Experienced Data Engineer skilled in designing and implementing data pipelines using PySpark and Python, focusing on ETL processes, data transformation, and optimization within the Hadoop ecosystem. Strong foundation in distributed computing and cluster management, with expertise in orchestrating data pipelines using Apache Airflow for efficient scheduling, monitoring, and automation across diverse workflows. Proficient in writing complex SQL queries, optimizing database performance, and ensuring data accuracy and integrity. Specializes in data processing and ETL tasks, utilizing Python packages like Pandas and PySpark for efficient data manipulation and analysis.
Overview
5
5
years of professional experience
Work History
Data Engineer
ANZ
03.2024 - Current
Designed and implemented end-to-end data pipelines on Apache AirFlow, leveraging dynamic Dags and Tasks through Python to enhance automation and workflow efficiency.
Generated Tax reports for ANZ Tax Department by developing Spark jobs and Python scripts (Pandas, File Operation etc.) to validate, transform, and aggregate customer data, ensuring compliance with regulatory requirements.
Orchestrated data loading into the Business Landing Zone by extracting data from SQL Server, Oracle databases, and flat files (CSV, XML), then processing it using Python libraries (Ibis, DuckDB, PySpark) for cleansing and standardization.
Created Term Deposit reports by ingesting raw customer data, applying business logic (e.g., interest calculations), and transforming results into XML formats for downstream business reporting.
Developed and maintained ETL processes using PySpark for large-scale data processing, optimizing performance and scalability.
I conducted a Proof of Concept (POC) using Databricks to replace SAS for data processing and analytics.

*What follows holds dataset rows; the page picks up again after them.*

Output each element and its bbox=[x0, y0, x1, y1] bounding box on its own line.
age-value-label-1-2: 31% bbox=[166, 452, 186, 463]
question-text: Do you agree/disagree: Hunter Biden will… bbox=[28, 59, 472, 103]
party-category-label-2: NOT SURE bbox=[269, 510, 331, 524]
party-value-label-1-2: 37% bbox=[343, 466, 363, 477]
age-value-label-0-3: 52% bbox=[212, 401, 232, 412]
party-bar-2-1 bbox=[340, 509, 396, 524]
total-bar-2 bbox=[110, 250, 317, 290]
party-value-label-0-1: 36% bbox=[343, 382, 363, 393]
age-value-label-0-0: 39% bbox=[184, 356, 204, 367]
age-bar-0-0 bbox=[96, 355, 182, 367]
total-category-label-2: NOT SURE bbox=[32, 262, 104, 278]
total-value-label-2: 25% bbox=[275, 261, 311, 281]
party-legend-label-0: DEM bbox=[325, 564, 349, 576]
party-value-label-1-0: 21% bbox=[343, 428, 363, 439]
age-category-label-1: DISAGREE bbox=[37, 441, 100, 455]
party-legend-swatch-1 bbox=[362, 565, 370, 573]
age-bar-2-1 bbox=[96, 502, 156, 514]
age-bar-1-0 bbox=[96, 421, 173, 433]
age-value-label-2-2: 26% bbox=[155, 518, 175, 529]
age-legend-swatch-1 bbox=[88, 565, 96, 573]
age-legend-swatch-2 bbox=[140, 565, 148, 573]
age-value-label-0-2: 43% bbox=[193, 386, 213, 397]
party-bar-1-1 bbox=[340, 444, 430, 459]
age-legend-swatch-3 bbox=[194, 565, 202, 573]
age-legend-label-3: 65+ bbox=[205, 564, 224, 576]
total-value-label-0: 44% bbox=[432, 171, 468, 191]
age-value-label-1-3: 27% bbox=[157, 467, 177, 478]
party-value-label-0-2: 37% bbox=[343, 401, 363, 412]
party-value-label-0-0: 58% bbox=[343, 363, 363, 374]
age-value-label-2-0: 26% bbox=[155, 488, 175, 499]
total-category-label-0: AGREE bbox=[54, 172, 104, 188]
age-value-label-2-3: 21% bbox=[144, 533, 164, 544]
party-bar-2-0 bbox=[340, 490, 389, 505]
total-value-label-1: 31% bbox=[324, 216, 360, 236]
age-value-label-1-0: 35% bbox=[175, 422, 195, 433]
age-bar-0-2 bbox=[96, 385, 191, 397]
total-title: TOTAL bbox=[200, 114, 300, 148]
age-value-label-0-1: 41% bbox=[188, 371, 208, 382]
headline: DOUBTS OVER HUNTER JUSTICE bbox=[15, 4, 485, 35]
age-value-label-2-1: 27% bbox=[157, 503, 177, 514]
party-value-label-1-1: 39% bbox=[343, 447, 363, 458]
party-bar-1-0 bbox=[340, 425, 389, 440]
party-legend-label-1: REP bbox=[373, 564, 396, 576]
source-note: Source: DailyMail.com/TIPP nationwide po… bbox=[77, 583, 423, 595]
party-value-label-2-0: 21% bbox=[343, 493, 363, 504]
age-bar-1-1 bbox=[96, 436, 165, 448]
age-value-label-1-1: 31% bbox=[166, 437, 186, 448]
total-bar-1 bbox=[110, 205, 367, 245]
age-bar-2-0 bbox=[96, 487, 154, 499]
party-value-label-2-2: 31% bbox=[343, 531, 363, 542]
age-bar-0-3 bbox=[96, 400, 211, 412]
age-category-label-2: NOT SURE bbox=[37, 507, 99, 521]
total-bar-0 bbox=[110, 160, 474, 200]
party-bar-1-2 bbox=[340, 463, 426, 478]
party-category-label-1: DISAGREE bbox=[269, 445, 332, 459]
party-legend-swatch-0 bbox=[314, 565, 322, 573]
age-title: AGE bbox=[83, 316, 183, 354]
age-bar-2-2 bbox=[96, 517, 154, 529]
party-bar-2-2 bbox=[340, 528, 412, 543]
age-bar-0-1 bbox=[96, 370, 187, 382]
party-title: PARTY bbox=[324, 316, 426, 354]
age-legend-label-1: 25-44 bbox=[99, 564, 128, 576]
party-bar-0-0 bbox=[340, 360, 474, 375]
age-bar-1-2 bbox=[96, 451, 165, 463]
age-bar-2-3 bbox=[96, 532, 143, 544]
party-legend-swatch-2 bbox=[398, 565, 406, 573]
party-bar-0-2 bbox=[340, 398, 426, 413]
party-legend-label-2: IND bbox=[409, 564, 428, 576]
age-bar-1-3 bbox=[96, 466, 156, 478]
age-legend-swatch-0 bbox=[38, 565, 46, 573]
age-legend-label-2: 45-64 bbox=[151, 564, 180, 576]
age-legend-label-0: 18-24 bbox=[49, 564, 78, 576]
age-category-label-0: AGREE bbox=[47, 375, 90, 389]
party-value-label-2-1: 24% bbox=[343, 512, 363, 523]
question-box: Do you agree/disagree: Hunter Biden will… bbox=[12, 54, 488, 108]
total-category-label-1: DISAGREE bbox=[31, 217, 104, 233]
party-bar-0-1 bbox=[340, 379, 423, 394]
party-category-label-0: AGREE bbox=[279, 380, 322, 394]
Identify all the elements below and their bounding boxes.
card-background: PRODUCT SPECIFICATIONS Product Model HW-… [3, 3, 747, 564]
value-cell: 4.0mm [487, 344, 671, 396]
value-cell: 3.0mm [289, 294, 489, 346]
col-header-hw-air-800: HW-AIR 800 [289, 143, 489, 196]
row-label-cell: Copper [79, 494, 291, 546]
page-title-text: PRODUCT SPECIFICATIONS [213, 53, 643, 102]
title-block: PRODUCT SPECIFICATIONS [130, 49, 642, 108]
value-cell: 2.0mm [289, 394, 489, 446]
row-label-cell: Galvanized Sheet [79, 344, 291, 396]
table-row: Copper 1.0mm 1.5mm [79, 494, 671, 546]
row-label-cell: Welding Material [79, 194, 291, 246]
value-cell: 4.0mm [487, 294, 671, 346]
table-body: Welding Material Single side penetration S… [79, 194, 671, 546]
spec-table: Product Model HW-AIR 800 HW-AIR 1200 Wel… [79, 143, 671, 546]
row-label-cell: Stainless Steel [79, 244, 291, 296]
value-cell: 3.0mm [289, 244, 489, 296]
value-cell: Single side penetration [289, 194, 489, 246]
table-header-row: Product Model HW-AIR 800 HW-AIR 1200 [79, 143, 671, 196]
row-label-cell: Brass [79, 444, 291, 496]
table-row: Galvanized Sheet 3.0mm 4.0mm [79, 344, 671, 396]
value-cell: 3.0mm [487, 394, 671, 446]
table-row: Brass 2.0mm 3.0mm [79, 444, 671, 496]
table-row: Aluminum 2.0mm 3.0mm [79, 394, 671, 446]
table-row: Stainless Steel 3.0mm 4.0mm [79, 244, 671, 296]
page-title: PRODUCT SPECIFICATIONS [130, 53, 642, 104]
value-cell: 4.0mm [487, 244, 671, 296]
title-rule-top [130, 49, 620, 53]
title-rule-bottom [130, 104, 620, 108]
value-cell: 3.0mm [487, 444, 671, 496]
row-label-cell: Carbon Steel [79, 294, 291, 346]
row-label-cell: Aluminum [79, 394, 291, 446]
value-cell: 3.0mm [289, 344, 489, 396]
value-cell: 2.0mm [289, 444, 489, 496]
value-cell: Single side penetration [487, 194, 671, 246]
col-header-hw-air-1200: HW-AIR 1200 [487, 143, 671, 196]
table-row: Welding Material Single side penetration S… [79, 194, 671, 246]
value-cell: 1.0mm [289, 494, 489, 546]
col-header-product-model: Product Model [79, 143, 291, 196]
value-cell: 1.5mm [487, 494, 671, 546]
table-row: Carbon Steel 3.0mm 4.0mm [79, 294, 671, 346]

This transition aimed to leverage Databricks' scalability, collaborative environment, and advanced data processing capabilities, enhancing performance and streamlining workflows while reducing dependency on legacy systems like SAS.
Collaborated on ETL (Extract, Transform, Load) tasks, maintaining data integrity and verifying pipeline stability.
Designed and managed Hadoop clusters for distributed data processing and storage, ensuring data availability and reliability.
Created and optimized complex SQL queries for data extraction, transformation, and loading (ETL) operations.
Managed and optimized ETL and CI/CD pipelines, ensuring seamless data processing and automated deployment workflows.
Created framework to generate mock data using faker for source system to reduce dependency on test data.
Optimized SQL queries and ETL jobs, reducing execution time by 25% through query plan analysis and indexing. Implemented CI/CD pipelines in Azure DevOps for automated deployment of data workflows, reducing manual errors by 90%.
Integrated DLT Hub with Airflow to automate data ingestion and transformation pipelines, ensuring data consistency across 10+ sources.
Standardized data validation frameworks using PySpark and unit testing libraries, improving data quality verification across critical financial datasets for regulatory and business reporting
Proven ability to learn quickly and adapt to new situations.
Data Engineer
Tata Consultancy Services(TCS)
09.2020 - 03.2024
Designed and implemented data processing workflows using Apache Spark, resulting in increase in processing speed and reduction in resource utilization.
Developed and maintained documentation for data pipelines, data models, and ETL/ELT processes, ensuring process traceability and reduction in documentation errors.
Collaborated with Autosys to schedule and monitor batch jobs, achieving on-time job completion rate and data accuracy.
Utilized Hive to manage and analyze large datasets, developing and optimizing queries, resulting in query performance and reduction in query execution time.
Optimized spark jobs and Pyspark Scripts for improved performance, addressing bottle necks and enhancing overall system efficiency.
Collaborated with stakeholders to define data requirements and design data models, leading to increase in business process efficiency and reduction in data-related issues.
Created and optimized complex SQL queries for data extraction, transformation, and loading (ETL) operations.
Proficient and experienced in utilizing Abinitio tools for data integration and transformation, with a focus on Express>it, Control Center, and Business Rules Environment (BRE) mapping.
Experienced in working with tools like Putty, Teamcity, Zeppelin, XL release, Intellij, Git, Jira and Confluence.